Function with multiple return types

Question

I have two enums which basically determine (on runtime) what to do. The 'mapping' looks something like

struct Foo { class CA; class CB; class CC; CA a; CB b; CC c; };
enum Base { A, B, C };
enum Func { X, Y };
Foo foo;

// A, X => use(foo.a.x());
// A, Y => use(foo.a.y());
// B, X => use(foo.b.x());
// B, Y => use(foo.b.y());

The problem is, that a, b and C, as well as the return types of x() and y() are all of different types (some really huge template types).

Mapping the two enums using switches or ifs is pretty ugly and requires lots of effort so I wondered, if I could somehow write something like this:

struct Foo { class CA; class CB; class CC; CA a; CB b; CC c; };
enum Base { A, B, C, };
enum Func { X, Y, }; 

template <typename T> auto applyFunc(Func f, T t)
{
    switch(f)
    {
        case X: return t.x();
        case Y: return t.y();
    }
}


auto getBase(Base b, Foo f)
{
    switch(b)
    {
        case A: return f.a;
        case B: return f.b;
        case C: return f.c;
    }
}


Func f;
Base b;
Foo foo;

use(applyFunc(f, getBase(b, foo)));

Edit 1: I can not edit the classes CA, CB and CC. I also can not edit the classes/return types of x() and y().
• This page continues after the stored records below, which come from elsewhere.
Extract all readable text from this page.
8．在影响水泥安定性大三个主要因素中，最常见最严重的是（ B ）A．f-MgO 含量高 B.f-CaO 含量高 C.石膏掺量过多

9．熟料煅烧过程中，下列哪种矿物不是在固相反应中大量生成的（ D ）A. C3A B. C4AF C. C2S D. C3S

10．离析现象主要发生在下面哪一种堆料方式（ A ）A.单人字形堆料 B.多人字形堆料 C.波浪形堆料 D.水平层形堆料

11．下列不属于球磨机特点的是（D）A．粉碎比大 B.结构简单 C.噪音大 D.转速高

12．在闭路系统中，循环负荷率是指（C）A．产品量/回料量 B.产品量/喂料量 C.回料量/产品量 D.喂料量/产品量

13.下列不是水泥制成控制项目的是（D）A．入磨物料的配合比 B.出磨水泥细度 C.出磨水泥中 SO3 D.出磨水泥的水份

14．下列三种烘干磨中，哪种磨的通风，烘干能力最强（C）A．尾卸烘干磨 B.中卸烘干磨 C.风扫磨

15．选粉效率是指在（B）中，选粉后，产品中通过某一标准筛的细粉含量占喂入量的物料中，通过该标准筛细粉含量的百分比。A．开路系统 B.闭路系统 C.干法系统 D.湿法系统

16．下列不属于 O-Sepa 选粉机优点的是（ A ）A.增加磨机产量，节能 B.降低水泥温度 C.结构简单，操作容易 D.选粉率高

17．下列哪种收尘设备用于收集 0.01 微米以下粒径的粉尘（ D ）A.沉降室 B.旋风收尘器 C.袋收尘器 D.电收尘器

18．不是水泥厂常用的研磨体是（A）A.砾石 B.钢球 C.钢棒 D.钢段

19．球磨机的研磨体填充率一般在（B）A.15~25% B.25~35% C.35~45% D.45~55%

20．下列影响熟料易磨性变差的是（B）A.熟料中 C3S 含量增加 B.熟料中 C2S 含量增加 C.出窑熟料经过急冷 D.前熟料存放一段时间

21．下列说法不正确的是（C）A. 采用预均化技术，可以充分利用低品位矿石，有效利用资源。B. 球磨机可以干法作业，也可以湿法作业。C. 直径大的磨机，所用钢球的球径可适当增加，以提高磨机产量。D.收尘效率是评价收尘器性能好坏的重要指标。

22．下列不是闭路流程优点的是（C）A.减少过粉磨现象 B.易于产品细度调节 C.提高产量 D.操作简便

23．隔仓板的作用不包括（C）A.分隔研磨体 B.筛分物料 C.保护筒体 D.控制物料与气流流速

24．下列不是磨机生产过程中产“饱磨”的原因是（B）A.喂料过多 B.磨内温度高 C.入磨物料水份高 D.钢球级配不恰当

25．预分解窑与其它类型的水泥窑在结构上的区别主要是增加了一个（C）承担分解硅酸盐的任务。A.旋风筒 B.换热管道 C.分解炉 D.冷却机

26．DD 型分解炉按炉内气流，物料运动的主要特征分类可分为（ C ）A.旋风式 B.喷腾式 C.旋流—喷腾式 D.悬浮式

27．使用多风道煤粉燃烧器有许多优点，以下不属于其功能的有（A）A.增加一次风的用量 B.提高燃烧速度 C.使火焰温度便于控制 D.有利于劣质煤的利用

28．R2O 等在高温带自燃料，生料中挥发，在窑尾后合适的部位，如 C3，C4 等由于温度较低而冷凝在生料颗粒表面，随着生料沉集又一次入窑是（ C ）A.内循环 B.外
All those types come from an external library.

Answer 1

You can use continuation passing style.

template <class F> void applyFunc(WhichFunc w, T t, F f)
{
  switch(w)
  {
    case X: f(t.x());
    case Y: f(t.y());
  }
}

template<class F>
void getBase(Base b, Foo foo, F f)
{
  switch(b)
  {
    case A: f(foo.a);
    case B: f(foo.b);
    case C: f(foo.c);
  }
}

Where instead of returning, you pass the next step as a parameter to the previous.

Func f;
Base b;
Foo foo;

getBase(b, [&](auto&&b){ applyFunc( f, b, [&](auto&& r){ use(r); } ); } );

or somesuch (there may be typos).

std::variant (or boost) can be used to move the continuation until after the return value.

auto b = getBase(b);
auto r = visit( b, [&](auto&& b){ return applyFunc( f, b ); } );
visit( r, [](auto&& r){ use(r); } );

where instead of taking a continuation, each of the above returns a variant<possible_return_types_go_here>.